Les terroristes de Paris étaient-ils d’office drogués avant d’attaquer?

564c2a613570bccfaf1edeffDes témoins, qui ont eu le malheur de voir de près le visage des terroristes, notamment au Bataclan, on a entendu dire : « Ce qui m’a frappé, c’est l’air calme et détendu avec lequel ils nous tiraient dessus. » Comme s’ils étaient dans un état second, sous l’emprise d’une drogue qui les aurait « aidés » à commettre leur massacre.

Mardi, lors de la perquisition effectuée dans la chambre de l’hôtel où ont séjourné avant les attentats Salah Abdeslam et ses complices, des seringues ont été trouvées. Vraisemblablement utilisées pour fabriquer les explosifs, elles pourraient aussi l’avoir été par les terroristes pour se droguer.
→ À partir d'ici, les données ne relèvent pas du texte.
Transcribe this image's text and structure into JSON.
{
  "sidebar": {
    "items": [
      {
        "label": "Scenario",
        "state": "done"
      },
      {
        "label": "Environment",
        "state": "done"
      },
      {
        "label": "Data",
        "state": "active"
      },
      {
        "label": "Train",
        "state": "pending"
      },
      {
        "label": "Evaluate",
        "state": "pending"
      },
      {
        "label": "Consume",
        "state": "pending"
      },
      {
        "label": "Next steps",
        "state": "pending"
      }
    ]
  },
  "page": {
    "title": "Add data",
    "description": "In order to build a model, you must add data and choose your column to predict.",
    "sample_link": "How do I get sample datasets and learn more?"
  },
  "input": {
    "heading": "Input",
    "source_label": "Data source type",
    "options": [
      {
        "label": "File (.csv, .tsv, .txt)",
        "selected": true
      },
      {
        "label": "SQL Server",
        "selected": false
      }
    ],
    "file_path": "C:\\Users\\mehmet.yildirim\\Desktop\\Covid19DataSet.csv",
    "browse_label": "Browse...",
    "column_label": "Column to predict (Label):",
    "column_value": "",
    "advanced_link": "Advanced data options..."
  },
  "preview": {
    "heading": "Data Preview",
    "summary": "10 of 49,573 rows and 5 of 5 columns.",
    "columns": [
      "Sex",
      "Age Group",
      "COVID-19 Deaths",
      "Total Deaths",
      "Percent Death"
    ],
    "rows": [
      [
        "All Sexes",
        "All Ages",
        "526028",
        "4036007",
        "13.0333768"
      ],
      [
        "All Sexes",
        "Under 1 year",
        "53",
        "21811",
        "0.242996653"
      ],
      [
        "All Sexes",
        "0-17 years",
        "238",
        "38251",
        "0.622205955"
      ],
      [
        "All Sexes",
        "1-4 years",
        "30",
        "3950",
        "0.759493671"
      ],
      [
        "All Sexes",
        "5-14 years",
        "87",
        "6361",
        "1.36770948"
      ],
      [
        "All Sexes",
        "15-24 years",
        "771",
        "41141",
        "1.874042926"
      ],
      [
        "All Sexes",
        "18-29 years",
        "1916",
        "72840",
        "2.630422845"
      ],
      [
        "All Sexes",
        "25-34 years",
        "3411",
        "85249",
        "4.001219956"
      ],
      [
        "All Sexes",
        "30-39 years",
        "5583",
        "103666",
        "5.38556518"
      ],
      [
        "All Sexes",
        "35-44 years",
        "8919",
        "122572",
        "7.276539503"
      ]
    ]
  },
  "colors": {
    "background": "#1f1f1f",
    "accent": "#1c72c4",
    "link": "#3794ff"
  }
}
En ce qui concerne Seifeddine Rezgui, l’homme de 23 ans qui, en riant, avait tué 39 personnes et en avait blessé autant, en juin dernier, sur une plage tunisienne, la réponse ne fait plus aucun doute. L’autopsie, réalisée après le massacre, a bien révélé que le tueur était sous l’emprise d’une drogue. La fénéthylline, en l’occurrence, vendue sous le nom de Captagon.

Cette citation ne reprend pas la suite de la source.